In a bit more detail, the Court of Appeal said in those paragraphs:

  • Even if there is no failure to make reasonable adjustments (under s.20), that does not mean the employer can dismiss or impose a sanction in the same way as for a non-disabled employee. The employer is under the related duty under s.15 to make allowances for a disabled employee. A dismissal for disability-related absences, for example, could breach s.15 if the dismissal is not proportionate in all the circumstances.
  • In the present case s.15 was particularly relevant to the claim for the 62-day period of absence, which in substance was a complaint that it was disproportionate to impose the disciplinary sanction. There was a certain artificiality in arguing this as a failure to make reasonable adjustments.

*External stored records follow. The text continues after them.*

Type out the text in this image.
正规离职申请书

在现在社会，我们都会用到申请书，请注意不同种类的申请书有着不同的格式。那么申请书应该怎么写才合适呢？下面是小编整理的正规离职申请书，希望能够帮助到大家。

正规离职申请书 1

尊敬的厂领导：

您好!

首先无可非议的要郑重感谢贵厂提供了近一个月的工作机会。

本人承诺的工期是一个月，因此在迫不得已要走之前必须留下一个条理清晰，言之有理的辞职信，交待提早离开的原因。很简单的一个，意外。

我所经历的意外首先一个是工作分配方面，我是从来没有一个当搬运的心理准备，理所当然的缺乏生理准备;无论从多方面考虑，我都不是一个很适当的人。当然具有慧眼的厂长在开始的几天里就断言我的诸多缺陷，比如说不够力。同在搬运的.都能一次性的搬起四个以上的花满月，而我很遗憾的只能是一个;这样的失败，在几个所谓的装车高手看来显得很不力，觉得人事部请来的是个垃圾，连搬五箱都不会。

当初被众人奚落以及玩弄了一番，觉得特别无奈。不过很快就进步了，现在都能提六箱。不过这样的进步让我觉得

The reasonable adjustment duty under s.20 is normally relevant when looking into the future; it was designed to help prevent treatment which might give rise to a s.15 claim. For a dismissal or disciplinary sanction, parties and tribunals should consider carefully whether reasonable adjustments are really in play, or whether the case is best analysed under s.15.
  • The same artificiality did not apply to the second proposed adjustment (increasing the consideration period), which was designed to look into the future and to limit the risk of future disciplinary treatment being meted out for absence from work which would be disproportionate. However even if it were not reasonable to make that adjustment, under s.15 EqA the question would still arise, at the time of dismissal, whether the dismissal was a proportionate response to the pattern of absences in all the circumstances, including the important fact that they may be wholly or in part disability-related.

My comment

This decision is most important in resetting the reasonable adjustment duty to what most of us thought it was before. The employer’s argument would have very seriously weakened it. Reasonable adjustments remain a wide and important type of claim under the Equality Act.

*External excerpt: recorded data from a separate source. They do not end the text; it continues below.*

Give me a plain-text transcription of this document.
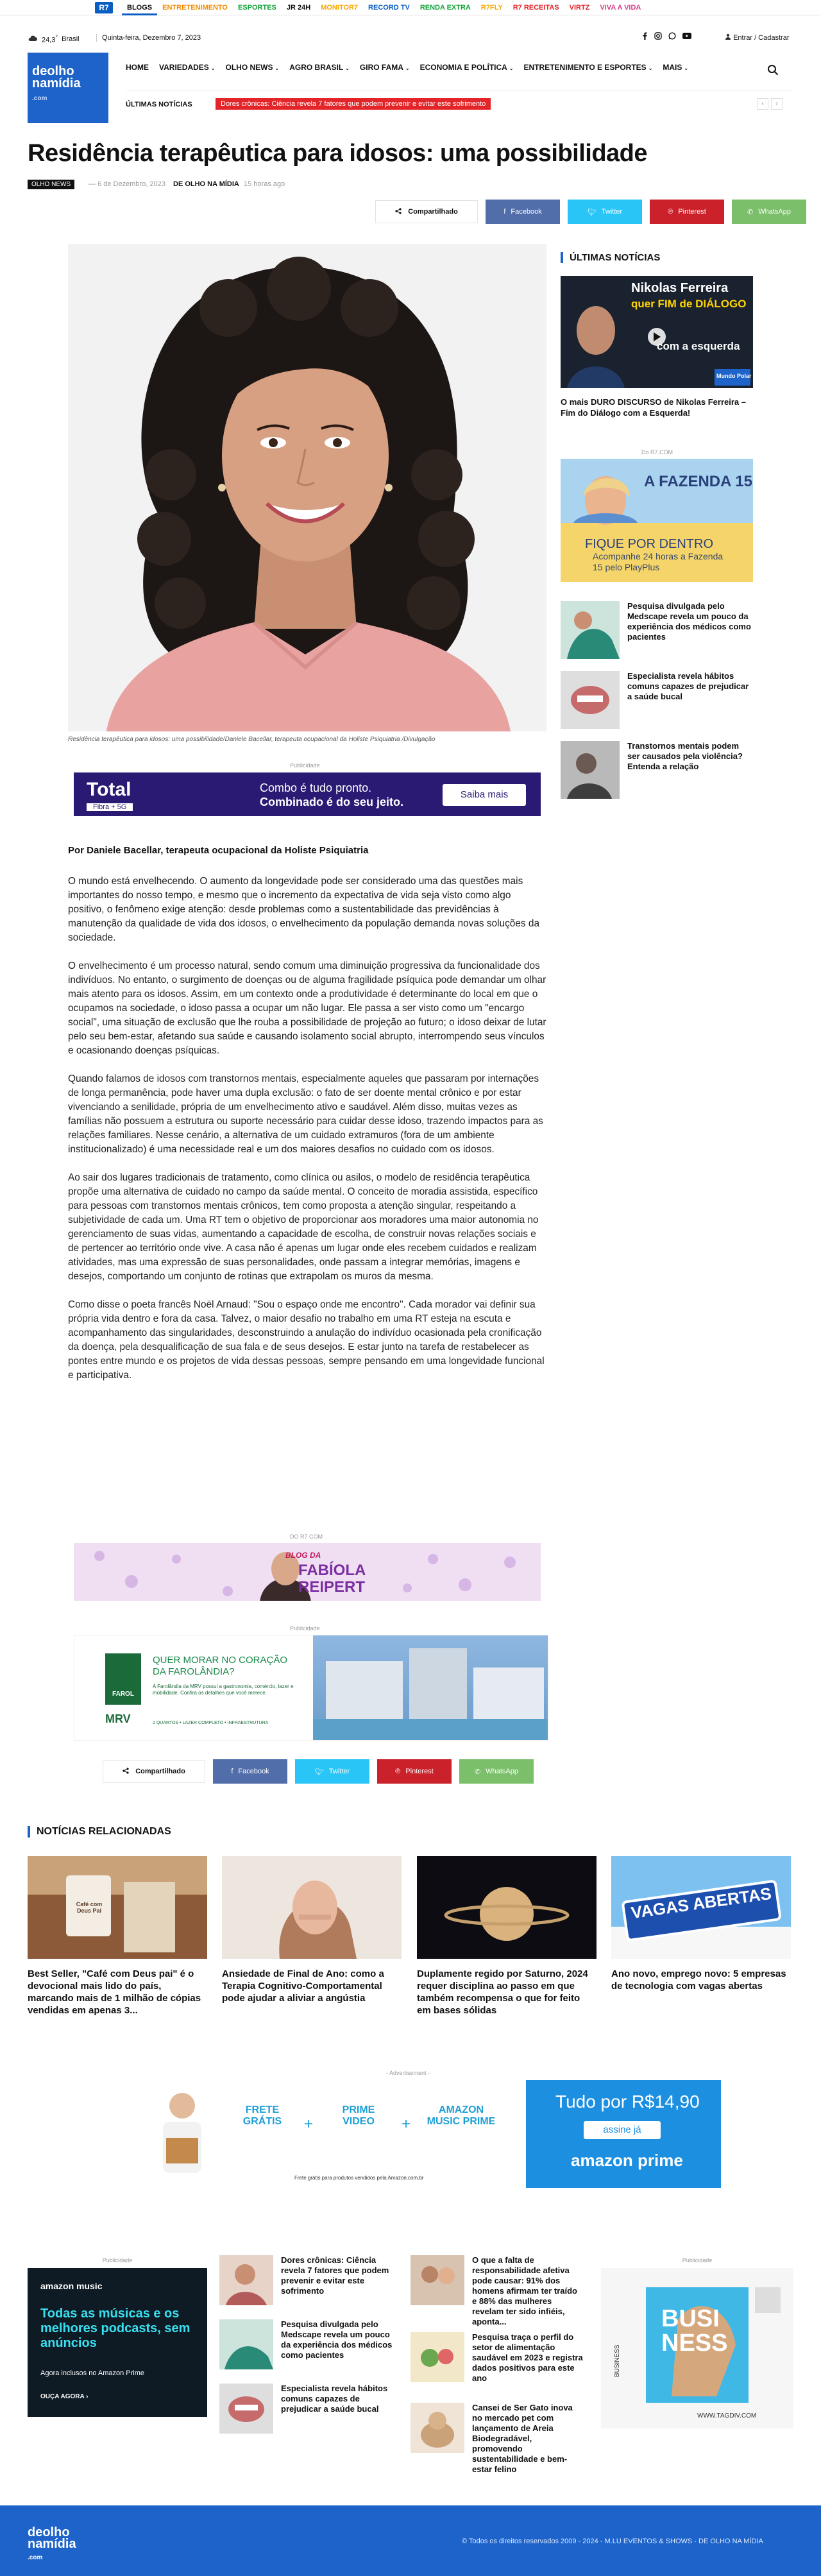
R7	BLOGS	ENTRETENIMENTO	ESPORTES	JR 24H	MONITOR7	RECORD TV	RENDA EXTRA	R7FLY	R7 RECEITAS	VIRTZ	VIVA A VIDA
24,3° Brasil	Quinta-feira, Dezembro 7, 2023	Entrar / Cadastrar
deolho
namídia
.com
HOME VARIEDADES ⌄ OLHO NEWS ⌄ AGRO BRASIL ⌄ GIRO FAMA ⌄ ECONOMIA E POLÍTICA ⌄ ENTRETENIMENTO E ESPORTES ⌄ MAIS ⌄
ÚLTIMAS NOTÍCIAS	Dores crônicas: Ciência revela 7 fatores que podem prevenir e evitar este sofrimento	‹	›
Residência terapêutica para idosos: uma possibilidade
OLHO NEWS	— 6 de Dezembro, 2023 DE OLHO NA MÍDIA 15 horas ago
Compartilhado	f Facebook	🐦︎ Twitter	℗ Pinterest	✆ WhatsApp
Residência terapêutica para idosos: uma possibilidade/Daniele Bacellar, terapeuta ocupacional da Holiste Psiquiatria /Divulgação
Publicidade
Total
Fibra + 5G
Combo é tudo pronto.
Combinado é do seu jeito.
Saiba mais
Por Daniele Bacellar, terapeuta ocupacional da Holiste Psiquiatria

O mundo está envelhecendo. O aumento da longevidade pode ser considerado uma das questões mais importantes do nosso tempo, e mesmo que o incremento da expectativa de vida seja visto como algo positivo, o fenômeno exige atenção: desde problemas como a sustentabilidade das previdências à manutenção da qualidade de vida dos idosos, o envelhecimento da população demanda novas soluções da sociedade.

O envelhecimento é um processo natural, sendo comum uma diminuição progressiva da funcionalidade dos indivíduos. No entanto, o surgimento de doenças ou de alguma fragilidade psíquica pode demandar um olhar mais atento para os idosos. Assim, em um contexto onde a produtividade é determinante do local em que o ocupamos na sociedade, o idoso passa a ocupar um não lugar. Ele passa a ser visto como um "encargo social", uma situação de exclusão que lhe rouba a possibilidade de projeção ao futuro; o idoso deixar de lutar pelo seu bem-estar, afetando sua saúde e causando isolamento social abrupto, interrompendo seus vínculos e ocasionando doenças psíquicas.

Quando falamos de idosos com transtornos mentais, especialmente aqueles que passaram por internações de longa permanência, pode haver uma dupla exclusão: o fato de ser doente mental crônico e por estar vivenciando a senilidade, própria de um envelhecimento ativo e saudável. Além disso, muitas vezes as famílias não possuem a estrutura ou suporte necessário para cuidar desse idoso, trazendo impactos para as relações familiares. Nesse cenário, a alternativa de um cuidado extramuros (fora de um ambiente institucionalizado) é uma necessidade real e um dos maiores desafios no cuidado com os idosos.

Ao sair dos lugares tradicionais de tratamento, como clínica ou asilos, o modelo de residência terapêutica propõe uma alternativa de cuidado no campo da saúde mental. O conceito de moradia assistida, específico para pessoas com transtornos mentais crônicos, tem como proposta a atenção singular, respeitando a subjetividade de cada um. Uma RT tem o objetivo de proporcionar aos moradores uma maior autonomia no gerenciamento de suas vidas, aumentando a capacidade de escolha, de construir novas relações sociais e de pertencer ao território onde vive. A casa não é apenas um lugar onde eles recebem cuidados e realizam atividades, mas uma expressão de suas personalidades, onde passam a integrar memórias, imagens e desejos, comportando um conjunto de rotinas que extrapolam os muros da mesma.

Como disse o poeta francês Noël Arnaud: "Sou o espaço onde me encontro". Cada morador vai definir sua própria vida dentro e fora da casa. Talvez, o maior desafio no trabalho em uma RT esteja na escuta e acompanhamento das singularidades, desconstruindo a anulação do indivíduo ocasionada pela cronificação da doença, pela desqualificação de sua fala e de seus desejos. E estar junto na tarefa de restabelecer as pontes entre mundo e os projetos de vida dessas pessoas, sempre pensando em uma longevidade funcional e participativa.

DO R7.COM
BLOG DA
FABÍOLA
REIPERT
Publicidade
FAROL
MRV
QUER MORAR NO CORAÇÃO
DA FAROLÂNDIA?
A Farolândia da MRV possui a gastronomia, comércio, lazer e mobilidade. Confira os detalhes que você merece.
2 QUARTOS • LAZER COMPLETO • INFRAESTRUTURA
Compartilhado	f Facebook	🐦︎ Twitter	℗ Pinterest	✆ WhatsApp
ÚLTIMAS NOTÍCIAS
Nikolas Ferreira
quer FIM de DIÁLOGO
com a esquerda
Mundo Polar
O mais DURO DISCURSO de Nikolas Ferreira – Fim do Diálogo com a Esquerda!
Do R7.COM
A FAZENDA 15
FIQUE POR DENTRO
Acompanhe 24 horas a Fazenda 15 pelo PlayPlus
Pesquisa divulgada pelo Medscape revela um pouco da experiência dos médicos como pacientes
Especialista revela hábitos comuns capazes de prejudicar a saúde bucal
Transtornos mentais podem ser causados pela violência? Entenda a relação
NOTÍCIAS RELACIONADAS
Café com Deus Pai
Best Seller, "Café com Deus pai" é o devocional mais lido do país, marcando mais de 1 milhão de cópias vendidas em apenas 3...
Ansiedade de Final de Ano: como a Terapia Cognitivo-Comportamental pode ajudar a aliviar a angústia
Duplamente regido por Saturno, 2024 requer disciplina ao passo em que também recompensa o que for feito em bases sólidas
VAGAS ABERTAS
Ano novo, emprego novo: 5 empresas de tecnologia com vagas abertas
- Advertisement -
FRETE GRÁTIS	+
PRIME VIDEO	+
AMAZON MUSIC PRIME
Frete grátis para produtos vendidos pela Amazon.com.br
Tudo por R$14,90
assine já
amazon prime
Publicidade
amazon music
Todas as músicas e os melhores podcasts, sem anúncios
Agora inclusos no Amazon Prime
OUÇA AGORA ›
Dores crônicas: Ciência revela 7 fatores que podem prevenir e evitar este sofrimento
Pesquisa divulgada pelo Medscape revela um pouco da experiência dos médicos como pacientes
Especialista revela hábitos comuns capazes de prejudicar a saúde bucal
O que a falta de responsabilidade afetiva pode causar: 91% dos homens afirmam ter traído e 88% das mulheres revelam ter sido infiéis, aponta...
Pesquisa traça o perfil do setor de alimentação saudável em 2023 e registra dados positivos para este ano
Cansei de Ser Gato inova no mercado pet com lançamento de Areia Biodegradável, promovendo sustentabilidade e bem-estar felino
Publicidade
BUSI
NESS
BUSINESS
WWW.TAGDIV.COM
deolho
namídia
.com
© Todos os direitos reservados 2009 - 2024 - M.LU EVENTOS & SHOWS - DE OLHO NA MÍDIA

However the decision is also very interesting for its discussion of where a s.15 claim (discrimination arising from disability) may be more appropriate than a claim for reasonable adjustments: above When is s.15 claim more appropriate than reasonable adjustments? Out of caution, claimants may still wish to claim for reasonable adjustments even in the type of case where the court questions using them. Even so, the case is a strong reminder that where appropriate a claim under s.15 EqA should at least be included, and may be stronger than a claim for reasonable adjustments. A s.15 claim may be successful even if adjustments to avoid the unfavourable treatment would not have been reasonable.

However I think there are also cases where a reasonable adjustment claim (s.20) adds substance, where s.15 too is being claimed, for example:

In a recruitment process, where any identifiable reasonable adjustments were not made – for example not extending the time for an oral presentation or not allowing it to be in writing – it seems sensible to claim for that under s.20, as well as under s.15 in respect of being turned down for the job.

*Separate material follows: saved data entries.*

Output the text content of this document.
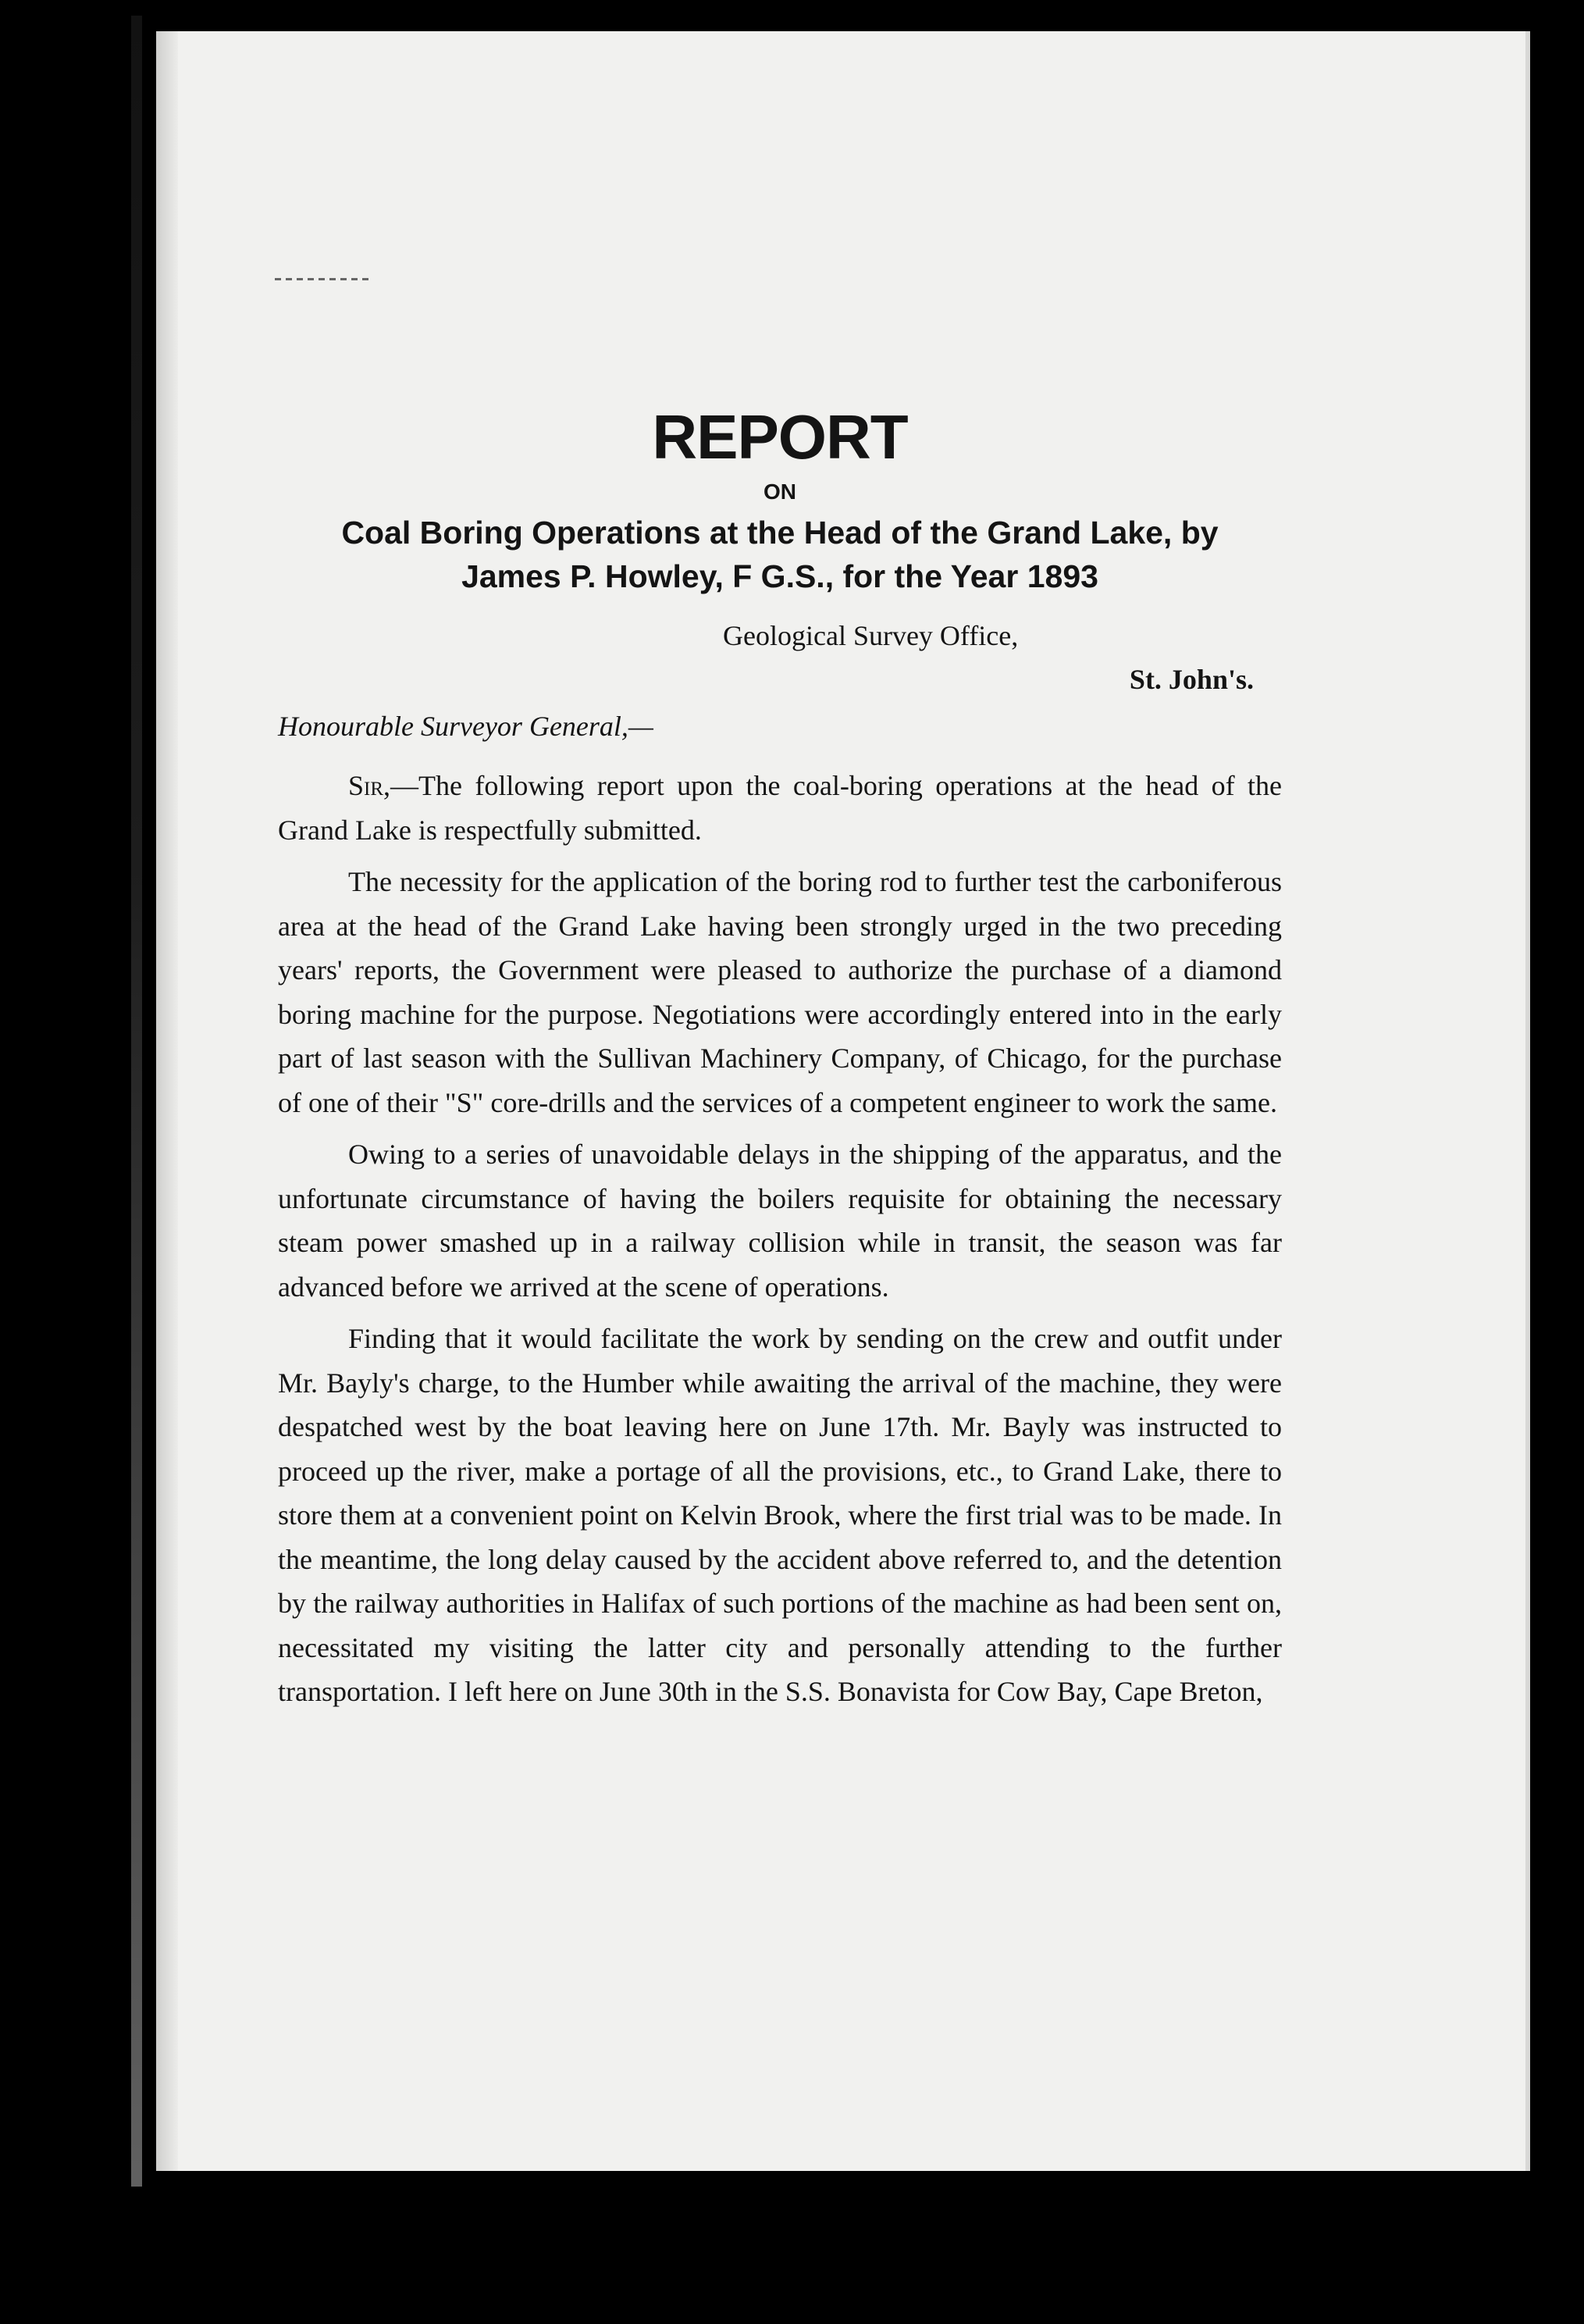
REPORT
ON
Coal Boring Operations at the Head of the Grand Lake, by
James P. Howley, F G.S., for the Year 1893
Geological Survey Office,
St. John's.
Honourable Surveyor General,—

Sir,—The following report upon the coal-boring operations at the head of the Grand Lake is respectfully submitted.

The necessity for the application of the boring rod to further test the carboniferous area at the head of the Grand Lake having been strongly urged in the two preceding years' reports, the Government were pleased to authorize the purchase of a diamond boring machine for the purpose. Negotiations were accordingly entered into in the early part of last season with the Sullivan Machinery Company, of Chicago, for the purchase of one of their "S" core-drills and the services of a competent engineer to work the same.

Owing to a series of unavoidable delays in the shipping of the apparatus, and the unfortunate circumstance of having the boilers requisite for obtaining the necessary steam power smashed up in a railway collision while in transit, the season was far advanced before we arrived at the scene of operations.

Finding that it would facilitate the work by sending on the crew and outfit under Mr. Bayly's charge, to the Humber while awaiting the arrival of the machine, they were despatched west by the boat leaving here on June 17th. Mr. Bayly was instructed to proceed up the river, make a portage of all the provisions, etc., to Grand Lake, there to store them at a convenient point on Kelvin Brook, where the first trial was to be made. In the meantime, the long delay caused by the accident above referred to, and the detention by the railway authorities in Halifax of such portions of the machine as had been sent on, necessitated my visiting the latter city and personally attending to the further transportation. I left here on June 30th in the S.S. Bonavista for Cow Bay, Cape Breton,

In the case of dismissal, people are still likely to claim under s.20 that reasonable adjustments to the job were not made, as well as under s.15 in respect of a subsequent dismissal for reasons which (at least in part) might have been avoided had the reasonable adjustments been made.

On a more technical point, in Martin v Swansea (bailii.org), 2021, the EAT rejected the employer’s argument that a reasonable adjustment claim failed because the absence management policy contained extra discretions for disabled employees. Viewing the PCP as the application of the policy rather than its terms, the claimant was at greater risk of absence, so the application of the policy put her at greater risk of dismissal than a non-disabled person.